Brain Snacks: Tasty Tidbits of Knowledge
Psychedelic punk-rock band Titus Andronicus's 2008 debut album, The Airing of Grievances, features readings of dramatic lines and monologues from Shakespeare's bloody play (source).
Over the years, audiences and critics have responded in various ways to the human pie eating scene in Act 5, Scene 3. Shakespeare scholar Marjorie Garber confesses, "It was the staging of this scene, in Julie Taymor's film Titus (1999), that turned me – a lifelong meat-eater – against the eating of mammals' flesh" (source: Shakespeare after All, 85).

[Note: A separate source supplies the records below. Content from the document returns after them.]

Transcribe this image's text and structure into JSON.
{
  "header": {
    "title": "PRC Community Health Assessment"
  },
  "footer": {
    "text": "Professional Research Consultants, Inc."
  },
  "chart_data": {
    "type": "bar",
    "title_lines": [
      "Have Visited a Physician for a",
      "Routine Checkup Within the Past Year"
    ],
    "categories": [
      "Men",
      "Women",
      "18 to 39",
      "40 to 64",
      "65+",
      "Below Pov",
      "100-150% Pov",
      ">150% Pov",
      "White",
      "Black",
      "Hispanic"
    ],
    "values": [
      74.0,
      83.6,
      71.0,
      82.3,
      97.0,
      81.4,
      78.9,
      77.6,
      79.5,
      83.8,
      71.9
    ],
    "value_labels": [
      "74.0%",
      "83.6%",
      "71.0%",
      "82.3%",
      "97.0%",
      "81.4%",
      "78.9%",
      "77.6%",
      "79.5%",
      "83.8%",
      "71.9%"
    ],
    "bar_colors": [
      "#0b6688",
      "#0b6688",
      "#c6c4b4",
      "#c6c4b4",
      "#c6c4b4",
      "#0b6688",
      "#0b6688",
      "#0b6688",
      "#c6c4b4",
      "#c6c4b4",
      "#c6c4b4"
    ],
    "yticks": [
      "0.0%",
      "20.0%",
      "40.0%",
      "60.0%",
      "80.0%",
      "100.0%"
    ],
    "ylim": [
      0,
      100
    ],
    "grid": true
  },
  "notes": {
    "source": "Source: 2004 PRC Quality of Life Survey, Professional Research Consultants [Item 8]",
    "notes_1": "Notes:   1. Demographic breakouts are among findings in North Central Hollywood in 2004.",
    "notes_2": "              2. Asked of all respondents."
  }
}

Critic S. Mark Hulse calculates that Titus Andronicus "has 14 killings, 9 of them on stage, 6 severed members, 1 rape (or 2 or 3 depending on how you count), 1 live burial, 1 case of insanity, and 1 of cannibalism – an average of 5.2 atrocities per act, or one for every 97 lines" (source).
In the 1998 movie Shakespeare in Love, a young "John Webster" (the kid who feeds mice to a cat) says he wants to write plays like Titus Andronicus when he grows up. In real life, John Webster, who was 16 years younger than Shakespeare, grew up to write plays famous for their blood and guts, like The Duchess of Malfi (c. 1614) and The White Devil (c.1612).
T.S. Eliot once declared that Titus Andronicus is "one of the stupidest and most uninspired plays ever written" (source)
Shakespeare's gravestone at Holy Trinity Church in Stratford reads: "GOOD FREND FOR JESUS SAKE FORBEARE,/ TO DIGG THE DUST ENCLOASED HEARE:/ BLESTE BE Ye MAN Yt SPARES THES STONES,/ AND CURST BE HE Yt MOVES MY BONES (source).